C++ Memory
the main reason C++ can be faster than the Java memory management is that it has value objects, which can avoid a lot of heap allocation (and pointer chasing) even without replacing it with stack allocation. Consider for instance an array of objects, in C++ it can be a single allocation, while Java requires one allocation for each object, plus another allocation for the array itself. - HN
In Java, an allocation is literally a single instruction (adding a value to the heap pointer), and freeing is zero cost (since you just drop the pointer after you’re done with it).

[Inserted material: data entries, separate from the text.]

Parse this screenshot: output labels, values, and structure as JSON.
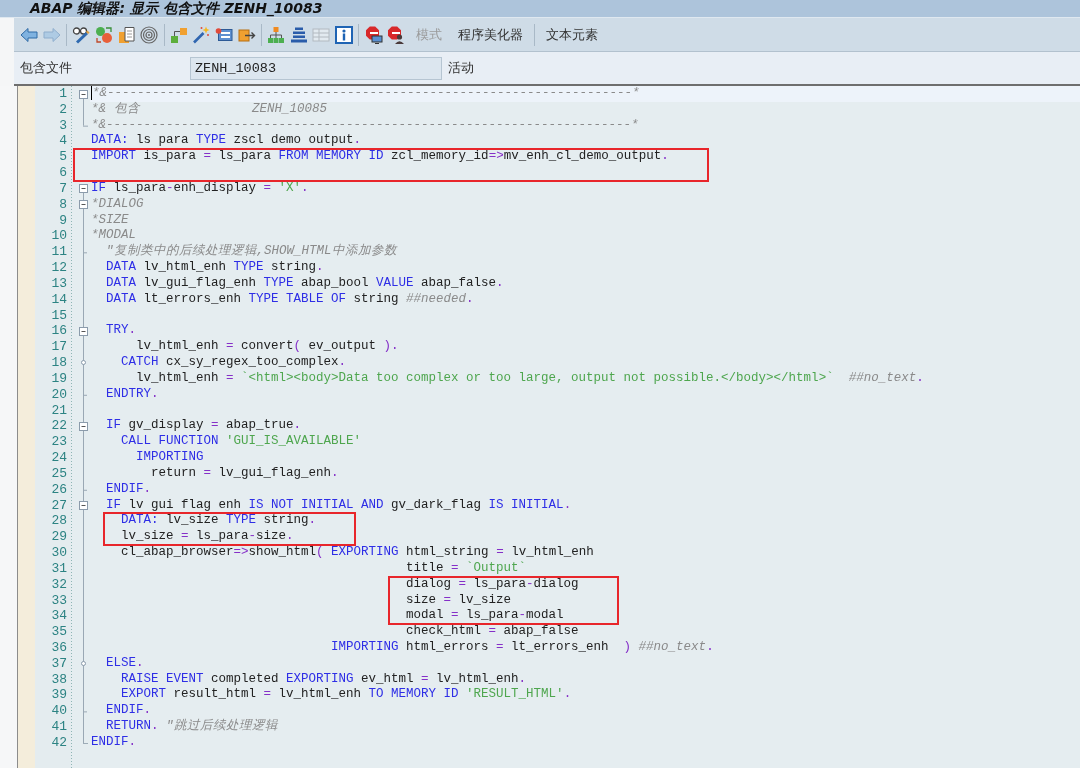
{
  "window": {
    "title": "ABAP 编辑器: 显示 包含文件 ZENH_10083"
  },
  "toolbar": [
    {
      "kind": "icon",
      "disabled": false
    },
    {
      "kind": "icon",
      "disabled": true
    },
    {
      "kind": "separator"
    },
    {
      "kind": "icon",
      "disabled": false
    },
    {
      "kind": "icon",
      "disabled": false
    },
    {
      "kind": "icon",
      "disabled": false
    },
    {
      "kind": "icon",
      "disabled": false
    },
    {
      "kind": "separator"
    },
    {
      "kind": "icon",
      "disabled": false
    },
    {
      "kind": "icon",
      "disabled": false
    },
    {
      "kind": "icon",
      "disabled": false
    },
    {
      "kind": "icon",
      "disabled": false
    },
    {
      "kind": "separator"
    },
    {
      "kind": "icon",
      "disabled": false
    },
    {
      "kind": "icon",
      "disabled": false
    },
    {
      "kind": "icon",
      "disabled": true
    },
    {
      "kind": "icon",
      "disabled": false
    },
    {
      "kind": "separator"
    },
    {
      "kind": "icon",
      "disabled": false
    },
    {
      "kind": "icon",
      "disabled": false
    },
    {
      "kind": "text",
      "label": "模式",
      "disabled": true
    },
    {
      "kind": "text",
      "label": "程序美化器",
      "disabled": false
    },
    {
      "kind": "separator"
    },
    {
      "kind": "text",
      "label": "文本元素",
      "disabled": false
    }
  ],
  "include": {
    "label": "包含文件",
    "value": "ZENH_10083",
    "status": "活动"
  },
  "editor": {
    "lines": [
      {
        "number": "1",
        "current": true,
        "boxed": false,
        "kind": "open",
        "tokens": [
          {
            "kind": "comment",
            "text": "*&----------------------------------------------------------------------*"
          }
        ]
      },
      {
        "number": "2",
        "current": false,
        "boxed": false,
        "kind": "line",
        "tokens": [
          {
            "kind": "comment",
            "text": "*& 包含               ZENH_10085"
          }
        ]
      },
      {
        "number": "3",
        "current": false,
        "boxed": false,
        "kind": "end",
        "tokens": [
          {
            "kind": "comment",
            "text": "*&----------------------------------------------------------------------*"
          }
        ]
      },
      {
        "number": "4",
        "current": false,
        "boxed": false,
        "kind": "plain",
        "tokens": [
          {
            "kind": "keyword",
            "text": "DATA:"
          },
          {
            "kind": "name",
            "text": " ls para "
          },
          {
            "kind": "keyword",
            "text": "TYPE"
          },
          {
            "kind": "name",
            "text": " zscl demo output"
          },
          {
            "kind": "operator",
            "text": "."
          }
        ]
      },
      {
        "number": "5",
        "current": false,
        "boxed": true,
        "kind": "plain",
        "tokens": [
          {
            "kind": "keyword",
            "text": "IMPORT"
          },
          {
            "kind": "name",
            "text": " is_para "
          },
          {
            "kind": "operator",
            "text": "="
          },
          {
            "kind": "name",
            "text": " ls_para "
          },
          {
            "kind": "keyword",
            "text": "FROM MEMORY ID"
          },
          {
            "kind": "name",
            "text": " zcl_memory_id"
          },
          {
            "kind": "operator",
            "text": "=>"
          },
          {
            "kind": "name",
            "text": "mv_enh_cl_demo_output"
          },
          {
            "kind": "operator",
            "text": "."
          }
        ]
      },
      {
        "number": "6",
        "current": false,
        "boxed": true,
        "kind": "plain"
      },
      {
        "number": "7",
        "current": false,
        "boxed": false,
        "kind": "open",
        "tokens": [
          {
            "kind": "keyword",
            "text": "IF"
          },
          {
            "kind": "name",
            "text": " ls_para"
          },
          {
            "kind": "operator",
            "text": "-"
          },
          {
            "kind": "name",
            "text": "enh_display "
          },
          {
            "kind": "operator",
            "text": "= "
          },
          {
            "kind": "string",
            "text": "'X'"
          },
          {
            "kind": "operator",
            "text": "."
          }
        ]
      },
      {
        "number": "8",
        "current": false,
        "boxed": false,
        "kind": "open",
        "tokens": [
          {
            "kind": "comment",
            "text": "*DIALOG"
          }
        ]
      },
      {
        "number": "9",
        "current": false,
        "boxed": false,
        "kind": "line",
        "tokens": [
          {
            "kind": "comment",
            "text": "*SIZE"
          }
        ]
      },
      {
        "number": "10",
        "current": false,
        "boxed": false,
        "kind": "line",
        "tokens": [
          {
            "kind": "comment",
            "text": "*MODAL"
          }
        ]
      },
      {
        "number": "11",
        "current": false,
        "boxed": false,
        "kind": "tick",
        "tokens": [
          {
            "kind": "comment",
            "text": "  \"复制类中的后续处理逻辑,SHOW_HTML中添加参数"
          }
        ]
      },
      {
        "number": "12",
        "current": false,
        "boxed": false,
        "kind": "line",
        "tokens": [
          {
            "kind": "keyword",
            "text": "  DATA"
          },
          {
            "kind": "name",
            "text": " lv_html_enh "
          },
          {
            "kind": "keyword",
            "text": "TYPE"
          },
          {
            "kind": "name",
            "text": " string"
          },
          {
            "kind": "operator",
            "text": "."
          }
        ]
      },
      {
        "number": "13",
        "current": false,
        "boxed": false,
        "kind": "line",
        "tokens": [
          {
            "kind": "keyword",
            "text": "  DATA"
          },
          {
            "kind": "name",
            "text": " lv_gui_flag_enh "
          },
          {
            "kind": "keyword",
            "text": "TYPE"
          },
          {
            "kind": "name",
            "text": " abap_bool "
          },
          {
            "kind": "keyword",
            "text": "VALUE"
          },
          {
            "kind": "name",
            "text": " abap_false"
          },
          {
            "kind": "operator",
            "text": "."
          }
        ]
      },
      {
        "number": "14",
        "current": false,
        "boxed": false,
        "kind": "line",
        "tokens": [
          {
            "kind": "keyword",
            "text": "  DATA"
          },
          {
            "kind": "name",
            "text": " lt_errors_enh "
          },
          {
            "kind": "keyword",
            "text": "TYPE TABLE OF"
          },
          {
            "kind": "name",
            "text": " string "
          },
          {
            "kind": "comment",
            "text": "##needed"
          },
          {
            "kind": "operator",
            "text": "."
          }
        ]
      },
      {
        "number": "15",
        "current": false,
        "boxed": false,
        "kind": "line"
      },
      {
        "number": "16",
        "current": false,
        "boxed": false,
        "kind": "open",
        "tokens": [
          {
            "kind": "keyword",
            "text": "  TRY"
          },
          {
            "kind": "operator",
            "text": "."
          }
        ]
      },
      {
        "number": "17",
        "current": false,
        "boxed": false,
        "kind": "line",
        "tokens": [
          {
            "kind": "name",
            "text": "      lv_html_enh "
          },
          {
            "kind": "operator",
            "text": "= "
          },
          {
            "kind": "name",
            "text": "convert"
          },
          {
            "kind": "operator",
            "text": "( "
          },
          {
            "kind": "name",
            "text": "ev_output "
          },
          {
            "kind": "operator",
            "text": ")."
          }
        ]
      },
      {
        "number": "18",
        "current": false,
        "boxed": false,
        "kind": "branch",
        "tokens": [
          {
            "kind": "keyword",
            "text": "    CATCH"
          },
          {
            "kind": "name",
            "text": " cx_sy_regex_too_complex"
          },
          {
            "kind": "operator",
            "text": "."
          }
        ]
      },
      {
        "number": "19",
        "current": false,
        "boxed": false,
        "kind": "line",
        "tokens": [
          {
            "kind": "name",
            "text": "      lv_html_enh "
          },
          {
            "kind": "operator",
            "text": "= "
          },
          {
            "kind": "string",
            "text": "`<html><body>Data too complex or too large, output not possible.</body></html>`"
          },
          {
            "kind": "comment",
            "text": "  ##no_text"
          },
          {
            "kind": "operator",
            "text": "."
          }
        ]
      },
      {
        "number": "20",
        "current": false,
        "boxed": false,
        "kind": "tick",
        "tokens": [
          {
            "kind": "keyword",
            "text": "  ENDTRY"
          },
          {
            "kind": "operator",
            "text": "."
          }
        ]
      },
      {
        "number": "21",
        "current": false,
        "boxed": false,
        "kind": "line"
      },
      {
        "number": "22",
        "current": false,
        "boxed": false,
        "kind": "open",
        "tokens": [
          {
            "kind": "keyword",
            "text": "  IF"
          },
          {
            "kind": "name",
            "text": " gv_display "
          },
          {
            "kind": "operator",
            "text": "= "
          },
          {
            "kind": "name",
            "text": "abap_true"
          },
          {
            "kind": "operator",
            "text": "."
          }
        ]
      },
      {
        "number": "23",
        "current": false,
        "boxed": false,
        "kind": "line",
        "tokens": [
          {
            "kind": "keyword",
            "text": "    CALL FUNCTION "
          },
          {
            "kind": "string",
            "text": "'GUI_IS_AVAILABLE'"
          }
        ]
      },
      {
        "number": "24",
        "current": false,
        "boxed": false,
        "kind": "line",
        "tokens": [
          {
            "kind": "keyword",
            "text": "      IMPORTING"
          }
        ]
      },
      {
        "number": "25",
        "current": false,
        "boxed": false,
        "kind": "line",
        "tokens": [
          {
            "kind": "name",
            "text": "        return "
          },
          {
            "kind": "operator",
            "text": "= "
          },
          {
            "kind": "name",
            "text": "lv_gui_flag_enh"
          },
          {
            "kind": "operator",
            "text": "."
          }
        ]
      },
      {
        "number": "26",
        "current": false,
        "boxed": false,
        "kind": "tick",
        "tokens": [
          {
            "kind": "keyword",
            "text": "  ENDIF"
          },
          {
            "kind": "operator",
            "text": "."
          }
        ]
      },
      {
        "number": "27",
        "current": false,
        "boxed": false,
        "kind": "open",
        "tokens": [
          {
            "kind": "keyword",
            "text": "  IF"
          },
          {
            "kind": "name",
            "text": " lv gui flag enh "
          },
          {
            "kind": "keyword",
            "text": "IS NOT INITIAL AND"
          },
          {
            "kind": "name",
            "text": " gv_dark_flag "
          },
          {
            "kind": "keyword",
            "text": "IS INITIAL"
          },
          {
            "kind": "operator",
            "text": "."
          }
        ]
      },
      {
        "number": "28",
        "current": false,
        "boxed": true,
        "kind": "line",
        "tokens": [
          {
            "kind": "keyword",
            "text": "    DATA:"
          },
          {
            "kind": "name",
            "text": " lv_size "
          },
          {
            "kind": "keyword",
            "text": "TYPE"
          },
          {
            "kind": "name",
            "text": " string"
          },
          {
            "kind": "operator",
            "text": "."
          }
        ]
      },
      {
        "number": "29",
        "current": false,
        "boxed": true,
        "kind": "line",
        "tokens": [
          {
            "kind": "name",
            "text": "    lv_size "
          },
          {
            "kind": "operator",
            "text": "= "
          },
          {
            "kind": "name",
            "text": "ls_para"
          },
          {
            "kind": "operator",
            "text": "-"
          },
          {
            "kind": "name",
            "text": "size"
          },
          {
            "kind": "operator",
            "text": "."
          }
        ]
      },
      {
        "number": "30",
        "current": false,
        "boxed": false,
        "kind": "line",
        "tokens": [
          {
            "kind": "name",
            "text": "    cl_abap_browser"
          },
          {
            "kind": "operator",
            "text": "=>"
          },
          {
            "kind": "name",
            "text": "show_html"
          },
          {
            "kind": "operator",
            "text": "( "
          },
          {
            "kind": "keyword",
            "text": "EXPORTING"
          },
          {
            "kind": "name",
            "text": " html_string "
          },
          {
            "kind": "operator",
            "text": "= "
          },
          {
            "kind": "name",
            "text": "lv_html_enh"
          }
        ]
      },
      {
        "number": "31",
        "current": false,
        "boxed": false,
        "kind": "line",
        "tokens": [
          {
            "kind": "name",
            "text": "                                          title "
          },
          {
            "kind": "operator",
            "text": "= "
          },
          {
            "kind": "string",
            "text": "`Output`"
          }
        ]
      },
      {
        "number": "32",
        "current": false,
        "boxed": true,
        "kind": "line",
        "tokens": [
          {
            "kind": "name",
            "text": "                                          dialog "
          },
          {
            "kind": "operator",
            "text": "= "
          },
          {
            "kind": "name",
            "text": "ls_para"
          },
          {
            "kind": "operator",
            "text": "-"
          },
          {
            "kind": "name",
            "text": "dialog"
          }
        ]
      },
      {
        "number": "33",
        "current": false,
        "boxed": true,
        "kind": "line",
        "tokens": [
          {
            "kind": "name",
            "text": "                                          size "
          },
          {
            "kind": "operator",
            "text": "= "
          },
          {
            "kind": "name",
            "text": "lv_size"
          }
        ]
      },
      {
        "number": "34",
        "current": false,
        "boxed": true,
        "kind": "line",
        "tokens": [
          {
            "kind": "name",
            "text": "                                          modal "
          },
          {
            "kind": "operator",
            "text": "= "
          },
          {
            "kind": "name",
            "text": "ls_para"
          },
          {
            "kind": "operator",
            "text": "-"
          },
          {
            "kind": "name",
            "text": "modal"
          }
        ]
      },
      {
        "number": "35",
        "current": false,
        "boxed": false,
        "kind": "line",
        "tokens": [
          {
            "kind": "name",
            "text": "                                          check_html "
          },
          {
            "kind": "operator",
            "text": "= "
          },
          {
            "kind": "name",
            "text": "abap_false"
          }
        ]
      },
      {
        "number": "36",
        "current": false,
        "boxed": false,
        "kind": "line",
        "tokens": [
          {
            "kind": "keyword",
            "text": "                                IMPORTING"
          },
          {
            "kind": "name",
            "text": " html_errors "
          },
          {
            "kind": "operator",
            "text": "= "
          },
          {
            "kind": "name",
            "text": "lt_errors_enh  "
          },
          {
            "kind": "operator",
            "text": ")"
          },
          {
            "kind": "comment",
            "text": " ##no_text"
          },
          {
            "kind": "operator",
            "text": "."
          }
        ]
      },
      {
        "number": "37",
        "current": false,
        "boxed": false,
        "kind": "branch",
        "tokens": [
          {
            "kind": "keyword",
            "text": "  ELSE"
          },
          {
            "kind": "operator",
            "text": "."
          }
        ]
      },
      {
        "number": "38",
        "current": false,
        "boxed": false,
        "kind": "line",
        "tokens": [
          {
            "kind": "keyword",
            "text": "    RAISE EVENT"
          },
          {
            "kind": "name",
            "text": " completed "
          },
          {
            "kind": "keyword",
            "text": "EXPORTING"
          },
          {
            "kind": "name",
            "text": " ev_html "
          },
          {
            "kind": "operator",
            "text": "= "
          },
          {
            "kind": "name",
            "text": "lv_html_enh"
          },
          {
            "kind": "operator",
            "text": "."
          }
        ]
      },
      {
        "number": "39",
        "current": false,
        "boxed": false,
        "kind": "line",
        "tokens": [
          {
            "kind": "keyword",
            "text": "    EXPORT"
          },
          {
            "kind": "name",
            "text": " result_html "
          },
          {
            "kind": "operator",
            "text": "= "
          },
          {
            "kind": "name",
            "text": "lv_html_enh "
          },
          {
            "kind": "keyword",
            "text": "TO MEMORY ID "
          },
          {
            "kind": "string",
            "text": "'RESULT_HTML'"
          },
          {
            "kind": "operator",
            "text": "."
          }
        ]
      },
      {
        "number": "40",
        "current": false,
        "boxed": false,
        "kind": "tick",
        "tokens": [
          {
            "kind": "keyword",
            "text": "  ENDIF"
          },
          {
            "kind": "operator",
            "text": "."
          }
        ]
      },
      {
        "number": "41",
        "current": false,
        "boxed": false,
        "kind": "line",
        "tokens": [
          {
            "kind": "keyword",
            "text": "  RETURN"
          },
          {
            "kind": "operator",
            "text": "."
          },
          {
            "kind": "comment",
            "text": " \"跳过后续处理逻辑"
          }
        ]
      },
      {
        "number": "42",
        "current": false,
        "boxed": false,
        "kind": "end",
        "tokens": [
          {
            "kind": "keyword",
            "text": "ENDIF"
          },
          {
            "kind": "operator",
            "text": "."
          }
        ]
      }
    ]
  }
}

There are other hidden costs in Java GC allocation. While most of the time, an allocation will be just two instructions (it cannot just increment a heap pointer, it also has to check whether there’s enough free space and jump to a slow path if there isn’t, which needs a second instruction), there is also some overhead in the GC tracking of modified references (card marking), either a short pause in each thread while the GC reads its registers (to get any pointers stored there) or extra overhead of having to store references in the stack instead of just in registers, and probably some missed optimization opportunities due to having to do things in a order the GC expects.
The garbage collector itself has some annoying overheads: it can waste cache and memory bandwidth by scanning cold objects, it can cause unnecessary swapping in of swapped out pages, and most importantly, it uses more memory. In fact, that’s the main trick of GC: it trades off allocation/deallocation speed and memory usage.